Pendant plus de quatre décennies, le Central a été bien plus qu’un club de musique live : il a été un refuge culturel, un lieu de rencontre pour les mélomanes et les artistes du monde entier. Sa scène, petite mais légendaire, a accueilli de grands noms du jazz tels que Tete Montoliu, Pedro Iturralde, Ron Carter, Brad Mehldau, Paquito D’Rivera et Ben Sidran, qui y a même enregistré son album Cien noches en 2008.
Un lieu intime et vénéré dans le monde entier.

Comme l’a expliqué Javier González, le programmateur de la salle, à ABC, « bien qu’elle ait été longue à venir », la résiliation du contrat a été soudaine. « Pendant sept ans, nous avons essayé en vain de négocier avec les propriétaires, qui n’ont même pas accepté de nous donner un chiffre concret pour un éventuel renouvellement ».
El Mundo rapporte qu’une adresse e-mail(central2.0@cafecentralmadrid.com) a déjà été activée pour chercher un nouveau lieu afin de rouvrir le projet dans un autre espace, bien qu’il n’y ait pour l’instant aucune avancée concrète.

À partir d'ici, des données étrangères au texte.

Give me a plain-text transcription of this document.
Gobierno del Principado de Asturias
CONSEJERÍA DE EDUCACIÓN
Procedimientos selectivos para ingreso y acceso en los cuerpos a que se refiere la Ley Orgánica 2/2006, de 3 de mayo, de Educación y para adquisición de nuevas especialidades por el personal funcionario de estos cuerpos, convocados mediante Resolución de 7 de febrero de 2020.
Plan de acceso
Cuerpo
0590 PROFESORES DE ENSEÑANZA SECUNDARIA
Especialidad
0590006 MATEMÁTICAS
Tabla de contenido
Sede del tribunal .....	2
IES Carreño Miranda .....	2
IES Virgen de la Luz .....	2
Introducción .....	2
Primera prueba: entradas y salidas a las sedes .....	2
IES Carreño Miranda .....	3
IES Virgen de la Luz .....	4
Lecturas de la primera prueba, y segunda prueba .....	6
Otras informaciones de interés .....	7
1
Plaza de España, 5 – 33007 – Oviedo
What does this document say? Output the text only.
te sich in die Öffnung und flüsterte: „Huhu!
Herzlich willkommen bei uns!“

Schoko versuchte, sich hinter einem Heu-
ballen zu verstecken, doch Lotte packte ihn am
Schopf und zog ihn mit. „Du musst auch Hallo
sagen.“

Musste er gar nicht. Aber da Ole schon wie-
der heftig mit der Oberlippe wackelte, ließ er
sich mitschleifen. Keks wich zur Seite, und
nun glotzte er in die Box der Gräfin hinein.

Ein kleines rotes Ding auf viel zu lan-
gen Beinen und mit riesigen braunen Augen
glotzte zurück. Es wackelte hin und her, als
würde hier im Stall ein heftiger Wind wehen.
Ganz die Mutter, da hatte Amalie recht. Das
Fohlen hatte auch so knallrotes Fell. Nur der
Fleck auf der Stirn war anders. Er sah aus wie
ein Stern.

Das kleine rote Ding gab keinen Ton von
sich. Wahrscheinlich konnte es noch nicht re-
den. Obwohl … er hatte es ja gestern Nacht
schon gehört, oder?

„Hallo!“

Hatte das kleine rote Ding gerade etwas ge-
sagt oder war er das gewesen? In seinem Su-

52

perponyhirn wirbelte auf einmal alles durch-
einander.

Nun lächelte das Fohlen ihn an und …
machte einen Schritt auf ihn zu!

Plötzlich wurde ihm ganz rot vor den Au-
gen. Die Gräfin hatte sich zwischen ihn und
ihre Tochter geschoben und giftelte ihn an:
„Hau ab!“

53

Entre-temps, des concerts d’adieu sont prévus avec des noms habituels à l’affiche tels que Javier Colina, Chano Domínguez, Joshua Edelman, Ignasi Terraza et Leo Sidran, qui a déjà fait part à El País, depuis New York, de son choc face à la fermeture : « Je suis entré pour la première fois quand j’avais 20 ans, quand j’étais un étudiant étranger à la recherche d’un endroit où s’accrocher, et c’est devenu une maison et une communauté ».
Un héritage culturel qui transcende la musique
Le Café Central est également une icône de l’audiovisuel. Son décor art déco et son atmosphère chaleureuse en ont fait le cadre de séries comme Anillos de oro (Anneaux d’or) ou de films comme Tenéis que venir a verla (Tu dois venir la voir) de Jonás Trueba. Il a été le protagoniste de livres, de disques et d’expositions, et a conservé une esthétique originale qui a résisté aux modes et aux rénovations.
Des publications spécialisées comme Down Beat l’ont classé parmi les 100 meilleurs clubs de jazz du monde, tandis que le magazine Wire l’a placé au huitième rang en Europe. En 2023, l’Associació de Músics de Jazz i Música Moderna de Catalunya lui a décerné le Premi a la Difusió de la Música en Viu, ce qui en fait le premier lauréat en dehors de la Catalogne.